They personally prefer it

Some leaders like to be in the office.  Some leaders have personally benefited from this system.  They lack the empathy to consider that other people might want or need something different. Or they don’t care to do so. It’s their way, or the P45 way.

They don’t trust you

It’s not personal.  They don’t trust full stop. These are the micro-managers, taking a Theory X approach, assuming that given the opportunity any employee will do as little as possible. This is a long tradition dating back to the beginning of work itself; it is the foundation for Scientific Management.  For them, management is seeing and everything else is a risk. 

It is easier

Doing what we have always done and what we know well, is much easier than doing something new and difficult.  Change requires thought, effort, attention.  It makes demands of us.  Something that some people do not wish to be bothered by.

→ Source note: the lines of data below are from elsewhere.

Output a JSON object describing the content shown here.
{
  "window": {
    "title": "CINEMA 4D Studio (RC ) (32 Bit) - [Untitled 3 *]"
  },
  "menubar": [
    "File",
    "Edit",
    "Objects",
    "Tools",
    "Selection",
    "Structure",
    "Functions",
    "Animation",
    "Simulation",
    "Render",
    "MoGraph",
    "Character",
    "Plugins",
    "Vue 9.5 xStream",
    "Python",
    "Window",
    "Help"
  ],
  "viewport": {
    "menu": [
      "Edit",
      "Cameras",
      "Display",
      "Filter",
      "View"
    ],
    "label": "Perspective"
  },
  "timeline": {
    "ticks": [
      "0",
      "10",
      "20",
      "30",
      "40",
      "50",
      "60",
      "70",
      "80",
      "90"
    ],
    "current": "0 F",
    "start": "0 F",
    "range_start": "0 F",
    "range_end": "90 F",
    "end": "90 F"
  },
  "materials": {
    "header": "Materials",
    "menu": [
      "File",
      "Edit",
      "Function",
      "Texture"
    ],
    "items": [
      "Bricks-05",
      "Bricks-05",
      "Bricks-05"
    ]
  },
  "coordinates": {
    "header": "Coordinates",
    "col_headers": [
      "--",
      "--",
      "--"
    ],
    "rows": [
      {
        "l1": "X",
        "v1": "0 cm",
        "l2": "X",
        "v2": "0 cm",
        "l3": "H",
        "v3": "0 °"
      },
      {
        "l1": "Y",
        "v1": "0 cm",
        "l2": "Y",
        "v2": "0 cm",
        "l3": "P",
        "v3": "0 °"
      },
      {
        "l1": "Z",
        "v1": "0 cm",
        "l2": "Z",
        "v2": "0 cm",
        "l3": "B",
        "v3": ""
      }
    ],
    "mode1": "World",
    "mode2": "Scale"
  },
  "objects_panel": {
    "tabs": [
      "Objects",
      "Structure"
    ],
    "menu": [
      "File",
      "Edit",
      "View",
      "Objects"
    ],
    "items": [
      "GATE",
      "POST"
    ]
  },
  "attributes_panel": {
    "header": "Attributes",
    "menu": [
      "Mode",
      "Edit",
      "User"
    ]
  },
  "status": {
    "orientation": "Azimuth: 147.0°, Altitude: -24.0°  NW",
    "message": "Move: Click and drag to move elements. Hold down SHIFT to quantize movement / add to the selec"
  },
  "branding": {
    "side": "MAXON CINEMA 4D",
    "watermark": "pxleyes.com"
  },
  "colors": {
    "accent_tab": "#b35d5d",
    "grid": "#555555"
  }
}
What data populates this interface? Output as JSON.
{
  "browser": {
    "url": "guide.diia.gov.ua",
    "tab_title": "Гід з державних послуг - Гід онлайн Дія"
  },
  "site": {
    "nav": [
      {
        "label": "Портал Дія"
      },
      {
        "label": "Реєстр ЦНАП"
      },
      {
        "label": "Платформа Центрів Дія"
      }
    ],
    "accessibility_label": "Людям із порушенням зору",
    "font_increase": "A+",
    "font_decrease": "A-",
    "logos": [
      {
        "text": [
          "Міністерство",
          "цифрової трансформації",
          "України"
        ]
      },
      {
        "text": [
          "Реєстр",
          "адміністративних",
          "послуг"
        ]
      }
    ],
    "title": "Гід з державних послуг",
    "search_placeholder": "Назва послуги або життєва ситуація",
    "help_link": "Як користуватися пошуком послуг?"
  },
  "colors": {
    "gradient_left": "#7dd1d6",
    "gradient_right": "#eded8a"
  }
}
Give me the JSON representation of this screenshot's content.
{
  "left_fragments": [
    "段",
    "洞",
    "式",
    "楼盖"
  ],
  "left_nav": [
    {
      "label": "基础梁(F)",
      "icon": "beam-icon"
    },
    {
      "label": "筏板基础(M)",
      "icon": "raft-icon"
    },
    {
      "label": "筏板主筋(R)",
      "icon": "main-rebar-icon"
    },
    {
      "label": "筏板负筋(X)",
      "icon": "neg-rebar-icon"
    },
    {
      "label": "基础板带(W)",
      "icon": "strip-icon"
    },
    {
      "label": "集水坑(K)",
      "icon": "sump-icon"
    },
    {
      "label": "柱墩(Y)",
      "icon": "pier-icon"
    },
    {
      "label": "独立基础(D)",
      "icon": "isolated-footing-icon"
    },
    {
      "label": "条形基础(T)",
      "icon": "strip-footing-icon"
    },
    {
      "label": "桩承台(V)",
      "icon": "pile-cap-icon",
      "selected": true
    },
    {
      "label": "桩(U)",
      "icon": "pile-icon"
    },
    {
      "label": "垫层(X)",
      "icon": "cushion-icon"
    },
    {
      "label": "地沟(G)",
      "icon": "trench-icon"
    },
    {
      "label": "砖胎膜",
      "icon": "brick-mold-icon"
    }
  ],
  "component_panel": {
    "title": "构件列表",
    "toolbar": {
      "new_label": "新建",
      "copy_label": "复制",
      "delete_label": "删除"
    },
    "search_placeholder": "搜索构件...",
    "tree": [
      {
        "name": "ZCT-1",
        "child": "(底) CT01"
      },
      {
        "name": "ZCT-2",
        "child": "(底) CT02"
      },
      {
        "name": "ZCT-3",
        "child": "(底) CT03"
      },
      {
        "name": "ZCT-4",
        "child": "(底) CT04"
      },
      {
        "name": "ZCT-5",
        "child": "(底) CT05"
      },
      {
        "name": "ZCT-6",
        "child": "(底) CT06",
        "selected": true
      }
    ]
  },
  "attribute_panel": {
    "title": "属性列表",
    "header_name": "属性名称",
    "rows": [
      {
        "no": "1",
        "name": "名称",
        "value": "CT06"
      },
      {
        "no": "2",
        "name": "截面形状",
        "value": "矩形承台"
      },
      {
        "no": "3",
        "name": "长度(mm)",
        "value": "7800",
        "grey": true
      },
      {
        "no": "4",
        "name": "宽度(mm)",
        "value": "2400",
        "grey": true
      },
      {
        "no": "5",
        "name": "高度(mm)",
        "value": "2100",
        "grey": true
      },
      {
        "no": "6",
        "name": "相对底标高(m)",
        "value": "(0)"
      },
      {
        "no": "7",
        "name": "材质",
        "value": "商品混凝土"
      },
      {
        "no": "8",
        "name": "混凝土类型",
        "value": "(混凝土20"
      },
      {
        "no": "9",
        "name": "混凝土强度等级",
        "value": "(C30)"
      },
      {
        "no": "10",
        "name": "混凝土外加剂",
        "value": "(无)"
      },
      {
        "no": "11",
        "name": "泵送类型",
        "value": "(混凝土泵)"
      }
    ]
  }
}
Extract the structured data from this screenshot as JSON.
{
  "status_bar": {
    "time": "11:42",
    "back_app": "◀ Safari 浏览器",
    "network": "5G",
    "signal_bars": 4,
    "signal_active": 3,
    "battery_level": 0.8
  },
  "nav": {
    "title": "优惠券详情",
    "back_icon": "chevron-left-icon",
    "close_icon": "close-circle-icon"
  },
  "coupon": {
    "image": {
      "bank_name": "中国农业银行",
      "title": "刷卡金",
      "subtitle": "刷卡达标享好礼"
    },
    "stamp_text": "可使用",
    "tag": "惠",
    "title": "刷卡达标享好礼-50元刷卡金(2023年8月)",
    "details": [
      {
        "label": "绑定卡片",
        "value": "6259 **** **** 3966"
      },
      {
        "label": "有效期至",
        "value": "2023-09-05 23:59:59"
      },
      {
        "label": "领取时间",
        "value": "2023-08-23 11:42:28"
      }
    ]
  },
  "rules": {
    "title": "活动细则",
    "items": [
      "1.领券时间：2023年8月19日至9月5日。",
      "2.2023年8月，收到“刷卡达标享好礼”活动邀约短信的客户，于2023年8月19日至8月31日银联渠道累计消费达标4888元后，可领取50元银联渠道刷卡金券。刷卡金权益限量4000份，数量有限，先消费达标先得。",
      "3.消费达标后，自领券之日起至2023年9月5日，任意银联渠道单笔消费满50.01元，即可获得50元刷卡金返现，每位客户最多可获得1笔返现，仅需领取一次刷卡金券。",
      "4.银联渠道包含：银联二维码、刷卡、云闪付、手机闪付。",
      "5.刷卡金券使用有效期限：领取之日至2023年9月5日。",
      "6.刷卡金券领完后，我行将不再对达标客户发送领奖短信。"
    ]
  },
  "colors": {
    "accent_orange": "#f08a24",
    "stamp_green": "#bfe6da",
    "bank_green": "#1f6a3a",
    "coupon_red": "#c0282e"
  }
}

They don’t have the skills

That new stuff mentioned above also demands new skills and a new approach for leadership. It is fundamentally different to managing exclusively in-person.  How to communicate, collaborate, performance manage, build relationships and set objectives are all things that need to be done differently with a flexible or hybrid team.  It won’t come naturally to everyone.  Also, see above point.

They have biases

There are a whole load of cognitive biases at play.  Confirmation bias – the tendency to prefer information that supports our existing views (the office is brilliant!!).  Experience bias – the one that tells us our experience and our perception is the objective truth.  Status quo bias – our tendency to prefer things to stay the same even if it’s not the best option. Proximity bias – preferring those with whom we are in closest proximity. We all have biases – when managing a remote or flexible team it falls to managers to be aware of the potential for bias and take steps to prevent them arising.  This is difficult work. See above points.

They need to justify their position

When you have got the corner office, someone needs to witness it.

They believe the rhetoric

There is a strong set of pervading beliefs about flexible and remote work. From what I like to call the Homes Under the Hammer Fallacy (everyone will sit around watching daytime tv) to the ideas that people need to be an office for ‘the culture’, some managers simply believe that in-person work is essential. Or it’s convenient for them to believe so. See above points.

Here’s the thing. People who are opposed to remote and flexible work probably aren’t going to change their minds. It does not matter what evidence is found, what persuasive arguments are made. Those that have the loudest ‘return to office’ voice are often in the positions of most power. The progress on flexibility is far from guaranteed.

Oh. There’s also the possibility that they have property interests. Don’t forget that.